In the present embodiment, the transmitting unit 12 comprises three push buttons 34 and respective components for generating radio frequency signals in response to the operation of a push button 34. It is to be understood that the transmitter of the transmitting unit 12 and the receiver 24 of the receiving unit 14 are adapted to each other. They may be provided as off-the-shelf commercially available radio frequency components which transmit in allowed radio frequency bands.

In the memory 26, which is provided as a non-volatile re-writable memory, different sequences of driving commands are stored which may be transmitted to the driving unit 16 and used to cause an activation of a turning light and a low-beam light, respectively. Hence, there are driving commands for turning light left (referenced with L), turning light right (referenced with R) and for low-beam lights left and right (indicated with B). if for example the driving command “L” is transmitted to the driving unit via the transmission means 32, the turning light 18L is activated in response thereto, that is the turning light is switched on and is switched off after a predetermined time period.

Each of the sequences stored in the memory 28 comprises at least one driving command, preferably a plurality of driving commands, which are transmitted by the transmission means 32 to the driving unit 16 in the stored sequence.

In FIG. 2 a dump of the memory 28 is shown merely illustrative. There are three sequences in total, the first sequence 1 comprises the driving commands L, R, L, R, the sequence 2 comprises the commands LR, LR, LR and the sequence 3 comprises the driving commands B, B, L, R, L. The operator of the sequence 1, that is the transmission of the respective driving commands to the driving unit 16 hence causes the activation of the left turning lights 18L, then the right turning light 18R, then the left turning light 18L and finally the right turning light 18R. The driving commands of the sequence 2 cause both turning lights 18L, 18R to be switched on and off simultaneously three times in total.

In addition to the three sequences shown in FIG. 2, it is to be understood that a lot more sequences of driving commands may be stored. Only the size of the memory limits the number and the length of the sequences.

By means of the receiving unit 12, the user may call a stored sequence and may start it. This is achieved by operating one of the push buttons 34 transmitting a respective signal which is received by the receiver 24 and which is evaluated or processed by the selection and control means 30. Particularly, the means 30 selects a sequence associated with the received signal in the memory 28 and forwards stored data to the transmission means 32. These data are then transmitted—as already mentioned—to the driving unit 16.

In the present embodiment, the receiving unit comprises three push buttons in total so that three of the stored sequences may be called via these push buttons easily.

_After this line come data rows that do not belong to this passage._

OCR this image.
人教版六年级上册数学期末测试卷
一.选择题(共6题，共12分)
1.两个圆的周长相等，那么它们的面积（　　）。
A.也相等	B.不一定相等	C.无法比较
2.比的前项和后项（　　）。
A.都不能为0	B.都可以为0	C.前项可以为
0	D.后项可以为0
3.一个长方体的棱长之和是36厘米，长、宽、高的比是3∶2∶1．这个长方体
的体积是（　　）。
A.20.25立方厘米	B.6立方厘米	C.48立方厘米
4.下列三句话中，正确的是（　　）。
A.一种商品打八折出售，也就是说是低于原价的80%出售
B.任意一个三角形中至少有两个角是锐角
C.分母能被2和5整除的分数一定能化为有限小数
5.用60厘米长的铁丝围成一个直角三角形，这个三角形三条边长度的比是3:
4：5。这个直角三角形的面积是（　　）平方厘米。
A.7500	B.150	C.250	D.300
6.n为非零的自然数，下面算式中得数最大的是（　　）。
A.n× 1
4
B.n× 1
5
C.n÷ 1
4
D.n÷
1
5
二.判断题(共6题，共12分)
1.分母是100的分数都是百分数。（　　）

Of course, further sequences may be selected by assigning each push button 34 more than one sequence which are selectable by repeated operation of a push button.

In case that the user wants to call the sequence 1, for example, he operates the left push button 34 of the transmitting unit 12, and in case that he wants to call sequence 3, he operates the right push button 34.

The advantage of this driving control is that the user may transmit a predetermined number of driving commands just with a single operation of a push button. In the prior art a respective number of operations of the switch at the steering column assembly for driving the turning lights were necessary.

The sequences stored in the memory 28 may either be preset or may preferably be programmed by the user. This programming is preferably carried out by means of the receiving unit 12 which may be set into a programming mode. In this programming mode each switch button 34 is assigned a predetermined driving command (L, R, B) so that by operating a push button the respectively assigned driving command is stored in the memory 28.

It is to be noted that the programming may be carried out differently without the use of the receiving unit 12. However, it is particularly advantageous if the user may establish and store the sequences by himself or may modify or overwrite them later. As a result the whole system becomes more flexible and user friendly.